Man of The Trees started as a documentary about his pioneering conservation and reforestation efforts but ended up being much more than that,’ he told Echonetdaily.

‘Unintentionally I ended up documenting the final years of his life and the process he and everyone else inevitably goes through . It raises social issues we will all be confronted by eventually.

‘I think the way Australian society treats its elderly is just appalling; they just get tossed aside and discarded,’ Graeme, who cares full time for his mum Phyllis, who suffers from Dementia, said.

‘Bruce was one of the most famous, highly regarded, well known and much loved people in the Tweed Valley.

‘He had been awarded an Order of Australia medal and honoured as a SAGE (Senior Aged Guardian of the Environment) for his conservation efforts. Yet he ends up living two kilometres from town, with no transport and all by himself. People were always asking “how is Bruce?
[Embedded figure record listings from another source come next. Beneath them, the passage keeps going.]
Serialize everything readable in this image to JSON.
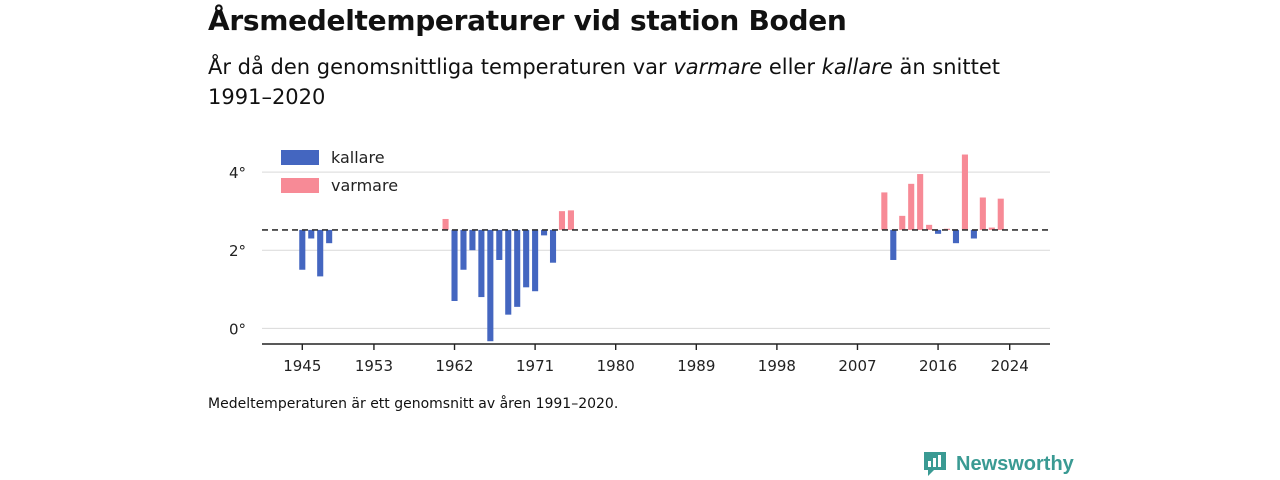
{
  "title": "Årsmedeltemperaturer vid station Boden",
  "subtitle": {
    "part1": "År då den genomsnittliga temperaturen var ",
    "em1": "varmare",
    "part2": " eller ",
    "em2": "kallare",
    "part3": " än snittet 1991–2020"
  },
  "footnote": "Medeltemperaturen är ett genomsnitt av åren 1991–2020.",
  "brand": {
    "name": "Newsworthy",
    "color": "#3a9a93"
  },
  "chart_data": {
    "type": "bar",
    "baseline": 2.52,
    "y_range": [
      -0.35,
      4.95
    ],
    "x_range": [
      1940.5,
      2028.5
    ],
    "y_ticks": [
      {
        "value": 0,
        "label": "0°"
      },
      {
        "value": 2,
        "label": "2°"
      },
      {
        "value": 4,
        "label": "4°"
      }
    ],
    "x_ticks": [
      1945,
      1953,
      1962,
      1971,
      1980,
      1989,
      1998,
      2007,
      2016,
      2024
    ],
    "grid": true,
    "legend_position": "top-left",
    "colors": {
      "kallare": "#4466c0",
      "varmare": "#f78a96"
    },
    "legend": [
      {
        "key": "kallare",
        "label": "kallare"
      },
      {
        "key": "varmare",
        "label": "varmare"
      }
    ],
    "values": [
      {
        "year": 1945,
        "value": 1.5
      },
      {
        "year": 1946,
        "value": 2.3
      },
      {
        "year": 1947,
        "value": 1.33
      },
      {
        "year": 1948,
        "value": 2.18
      },
      {
        "year": 1961,
        "value": 2.8
      },
      {
        "year": 1962,
        "value": 0.7
      },
      {
        "year": 1963,
        "value": 1.5
      },
      {
        "year": 1964,
        "value": 2.0
      },
      {
        "year": 1965,
        "value": 0.8
      },
      {
        "year": 1966,
        "value": -0.33
      },
      {
        "year": 1967,
        "value": 1.75
      },
      {
        "year": 1968,
        "value": 0.35
      },
      {
        "year": 1969,
        "value": 0.55
      },
      {
        "year": 1970,
        "value": 1.05
      },
      {
        "year": 1971,
        "value": 0.95
      },
      {
        "year": 1972,
        "value": 2.38
      },
      {
        "year": 1973,
        "value": 1.68
      },
      {
        "year": 1974,
        "value": 3.0
      },
      {
        "year": 1975,
        "value": 3.02
      },
      {
        "year": 2010,
        "value": 3.48
      },
      {
        "year": 2011,
        "value": 1.75
      },
      {
        "year": 2012,
        "value": 2.88
      },
      {
        "year": 2013,
        "value": 3.7
      },
      {
        "year": 2014,
        "value": 3.95
      },
      {
        "year": 2015,
        "value": 2.65
      },
      {
        "year": 2016,
        "value": 2.42
      },
      {
        "year": 2017,
        "value": 2.55
      },
      {
        "year": 2018,
        "value": 2.18
      },
      {
        "year": 2019,
        "value": 4.45
      },
      {
        "year": 2020,
        "value": 2.3
      },
      {
        "year": 2021,
        "value": 3.35
      },
      {
        "year": 2022,
        "value": 2.58
      },
      {
        "year": 2023,
        "value": 3.32
      }
    ]
  }
}
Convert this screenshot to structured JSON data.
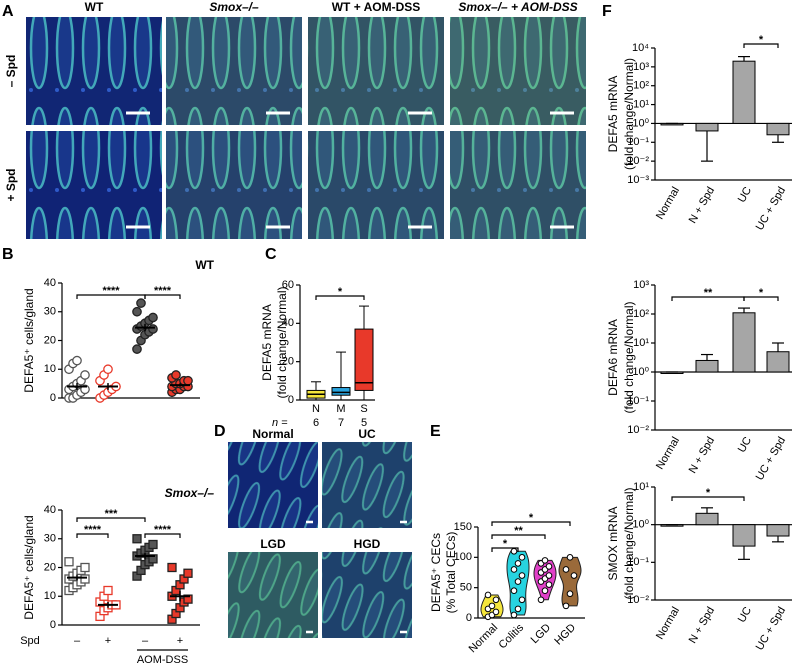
{
  "panel_labels": [
    "A",
    "B",
    "C",
    "D",
    "E",
    "F"
  ],
  "panel_a": {
    "columns": [
      "WT",
      "Smox–/–",
      "WT + AOM-DSS",
      "Smox–/– + AOM-DSS"
    ],
    "rows": [
      "– Spd",
      "+ Spd"
    ]
  },
  "panel_d": {
    "images": [
      "Normal",
      "UC",
      "LGD",
      "HGD"
    ]
  },
  "chart_data": [
    {
      "type": "dot",
      "subtitle": "WT",
      "y_label": "DEFA5⁺ cells/gland",
      "ylim": [
        0,
        40
      ],
      "yticks": [
        0,
        10,
        20,
        30,
        40
      ],
      "groups": [
        {
          "color": "#555555",
          "marker": "circle",
          "filled": false,
          "mean": 4,
          "sem": 1.2,
          "points": [
            0,
            0,
            1,
            2,
            3,
            3,
            4,
            5,
            6,
            8,
            10,
            12,
            13
          ]
        },
        {
          "color": "#e8392a",
          "marker": "circle",
          "filled": false,
          "mean": 4,
          "sem": 1.2,
          "points": [
            0,
            1,
            2,
            3,
            4,
            6,
            8,
            10
          ]
        },
        {
          "color": "#555555",
          "marker": "circle",
          "filled": true,
          "mean": 24.5,
          "sem": 1.3,
          "points": [
            17,
            20,
            22,
            23,
            24,
            24,
            25,
            26,
            27,
            28,
            30,
            33
          ]
        },
        {
          "color": "#e8392a",
          "marker": "circle",
          "filled": true,
          "mean": 4.5,
          "sem": 0.6,
          "points": [
            2,
            3,
            3,
            4,
            4,
            4,
            5,
            5,
            6,
            6,
            7,
            8
          ]
        }
      ],
      "annotations": [
        {
          "text": "****",
          "from": 0,
          "to": 2
        },
        {
          "text": "****",
          "from": 2,
          "to": 3
        }
      ]
    },
    {
      "type": "dot",
      "subtitle": "Smox–/–",
      "y_label": "DEFA5⁺ cells/gland",
      "ylim": [
        0,
        40
      ],
      "yticks": [
        0,
        10,
        20,
        30,
        40
      ],
      "x_row_title": "Spd",
      "categories": [
        "–",
        "+",
        "–",
        "+"
      ],
      "group_label": "AOM-DSS",
      "groups": [
        {
          "color": "#555555",
          "marker": "square",
          "filled": false,
          "mean": 16.5,
          "sem": 1,
          "points": [
            12,
            13,
            14,
            15,
            16,
            16,
            17,
            18,
            19,
            20,
            22
          ]
        },
        {
          "color": "#e8392a",
          "marker": "square",
          "filled": false,
          "mean": 7,
          "sem": 1,
          "points": [
            3,
            5,
            6,
            7,
            7,
            8,
            10,
            12
          ]
        },
        {
          "color": "#555555",
          "marker": "square",
          "filled": true,
          "mean": 24,
          "sem": 1.2,
          "points": [
            17,
            19,
            21,
            22,
            23,
            24,
            25,
            26,
            27,
            28,
            30
          ]
        },
        {
          "color": "#e8392a",
          "marker": "square",
          "filled": true,
          "mean": 10,
          "sem": 1.8,
          "points": [
            2,
            4,
            6,
            8,
            9,
            10,
            12,
            14,
            16,
            18,
            20
          ]
        }
      ],
      "annotations": [
        {
          "text": "***",
          "from": 0,
          "to": 2
        },
        {
          "text": "****",
          "from": 0,
          "to": 1
        },
        {
          "text": "****",
          "from": 2,
          "to": 3
        }
      ]
    },
    {
      "type": "box",
      "y_label": [
        "DEFA5 mRNA",
        "(fold change/Normal)"
      ],
      "ylim": [
        0,
        60
      ],
      "yticks": [
        0,
        20,
        40,
        60
      ],
      "categories": [
        "N",
        "M",
        "S"
      ],
      "n_label": "n =",
      "n_values": [
        6,
        7,
        5
      ],
      "boxes": [
        {
          "color": "#f5e63b",
          "min": 0,
          "q1": 1,
          "median": 3,
          "q3": 5,
          "max": 9.5
        },
        {
          "color": "#29a3dd",
          "min": 0,
          "q1": 2.5,
          "median": 4,
          "q3": 6.5,
          "max": 25
        },
        {
          "color": "#e8392a",
          "min": 0,
          "q1": 5,
          "median": 9,
          "q3": 37,
          "max": 49
        }
      ],
      "annotations": [
        {
          "text": "*",
          "from": 0,
          "to": 2
        }
      ]
    },
    {
      "type": "violin",
      "y_label": [
        "DEFA5⁺ CECs",
        "(% Total CECs)"
      ],
      "ylim": [
        0,
        150
      ],
      "yticks": [
        0,
        50,
        100,
        150
      ],
      "categories": [
        "Normal",
        "Colitis",
        "LGD",
        "HGD"
      ],
      "groups": [
        {
          "color": "#f5e63b",
          "points": [
            2,
            5,
            10,
            15,
            20,
            30,
            38
          ]
        },
        {
          "color": "#27d3e0",
          "points": [
            5,
            15,
            30,
            45,
            60,
            70,
            80,
            90,
            100,
            110
          ]
        },
        {
          "color": "#e040c8",
          "points": [
            30,
            45,
            55,
            60,
            65,
            70,
            75,
            80,
            85,
            90,
            95
          ]
        },
        {
          "color": "#9a6a3a",
          "points": [
            20,
            40,
            70,
            80,
            100
          ]
        }
      ],
      "annotations": [
        {
          "text": "*",
          "from": 0,
          "to": 1
        },
        {
          "text": "**",
          "from": 0,
          "to": 2
        },
        {
          "text": "*",
          "from": 0,
          "to": 3
        }
      ]
    },
    {
      "type": "logbar",
      "y_label": [
        "DEFA5 mRNA",
        "(fold change/Normal)"
      ],
      "log": true,
      "ylim": [
        0.001,
        10000
      ],
      "yticks": [
        {
          "value": 0.001,
          "label": "10⁻³"
        },
        {
          "value": 0.01,
          "label": "10⁻²"
        },
        {
          "value": 0.1,
          "label": "10⁻¹"
        },
        {
          "value": 1,
          "label": "10⁰"
        },
        {
          "value": 10,
          "label": "10¹"
        },
        {
          "value": 100,
          "label": "10²"
        },
        {
          "value": 1000,
          "label": "10³"
        },
        {
          "value": 10000,
          "label": "10⁴"
        }
      ],
      "categories": [
        "Normal",
        "N + Spd",
        "UC",
        "UC + Spd"
      ],
      "color": "#a6a6a6",
      "values": [
        1,
        0.4,
        2000,
        0.25
      ],
      "errors": [
        0,
        0.39,
        1500,
        0.15
      ],
      "annotations": [
        {
          "text": "*",
          "from": 2,
          "to": 3
        }
      ]
    },
    {
      "type": "logbar",
      "y_label": [
        "DEFA6 mRNA",
        "(fold change/Normal)"
      ],
      "log": true,
      "ylim": [
        0.01,
        1000
      ],
      "yticks": [
        {
          "value": 0.01,
          "label": "10⁻²"
        },
        {
          "value": 0.1,
          "label": "10⁻¹"
        },
        {
          "value": 1,
          "label": "10⁰"
        },
        {
          "value": 10,
          "label": "10¹"
        },
        {
          "value": 100,
          "label": "10²"
        },
        {
          "value": 1000,
          "label": "10³"
        }
      ],
      "categories": [
        "Normal",
        "N + Spd",
        "UC",
        "UC + Spd"
      ],
      "color": "#a6a6a6",
      "values": [
        1,
        2.5,
        110,
        5
      ],
      "errors": [
        0,
        1.5,
        50,
        5
      ],
      "annotations": [
        {
          "text": "**",
          "from": 0,
          "to": 2
        },
        {
          "text": "*",
          "from": 2,
          "to": 3
        }
      ]
    },
    {
      "type": "logbar",
      "y_label": [
        "SMOX mRNA",
        "(fold change/Normal)"
      ],
      "log": true,
      "ylim": [
        0.01,
        10
      ],
      "yticks": [
        {
          "value": 0.01,
          "label": "10⁻²"
        },
        {
          "value": 0.1,
          "label": "10⁻¹"
        },
        {
          "value": 1,
          "label": "10⁰"
        },
        {
          "value": 10,
          "label": "10¹"
        }
      ],
      "categories": [
        "Normal",
        "N + Spd",
        "UC",
        "UC + Spd"
      ],
      "color": "#a6a6a6",
      "values": [
        1,
        2,
        0.27,
        0.5
      ],
      "errors": [
        0,
        0.8,
        0.15,
        0.15
      ],
      "annotations": [
        {
          "text": "*",
          "from": 0,
          "to": 2
        }
      ]
    }
  ]
}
I must go and visit him,” but few to none ever did.’

Graeme said the film also tells the complete story of the efforts to protect the Border Ranges on the Tweed caldera for the first time.

‘That campaign spanned 106 years and involved four generations of people, one of which was from the biggest sawmilling family in Queensland and another also a sawmiller, not to mention an outback bushy from Queensland.

‘It also contains a lot of very rare historical photos which you otherwise would never see plus spectacular Mt Warning and rainforest footage.’

Graeme said Bruce began his single-handed battle to save the forests from logging and to change awareness by spearheading a letter-writing campaign to newspapers and politicians in the late 1960s and early 1970s, ‘rather than standing out in front of bulldozers’ as was done by activists in the famed Terania Creek anti-logging campaign of the 1970s.

‘When he came to our school he talked about preserving the Border Ranges, and then there were no such things as hippies or saving forests, and the words environment and conservation were not even part of our vocabulary.

‘I’m a third-generation Murwillumbah boy and our dads then either worked at Norco or the sawmills or sugar mill, yet Bruce was involved in the campaign to save the rainforests of the Tweed Valley and beyond.’

He said it was ‘a pretty heroic thing to do’ for Bruce and the handful of other campaigners featured in the film to campaign to preserve these forests.

‘They had full-time jobs, were married with kids, yet were running all over the countryside with money out of their own pockets, making speeches in their efforts to save the Border Ranges,’ he said.

In the early 1980s NSW premier Neville Wran’s government passed legislation protecting the Border Ranges following the Terania Creek campaign and also pushed for their World Heritage listing.

‘Bruce was a big fan of Neville Wran and when he came to Murwillumbah Bruce gave him a Bog Onion Cedar seedling to plant in Knox Park, next to the Red Cross building, which has a plaque on it.

‘Then through the Tweed-Byron Reforestation Committee, of which he was a founder, over a million trees were distributed to people, free, to plant around the region.’

Graeme said Bruce made a habit of climbing to the summit of Mt Warning each year on his birthday, which he managed for the last time at 93 years of age.

‘He did make it to the bottom of the chains on his 94th birthday and at 95 got half way, so it was not a bad effort.’

Tweed Shire Council honoured Bruce years ago by naming a park after him near Stotts Island, Bruce Chick Park (a remnant rainforest) adjacent to Tweed Valley Way where Bruce spent many long hours planting rainforest species on the vacant crown land. Bruce oversaw the plantings and had of policy of one person, one tree. Most trees were planted by a different person.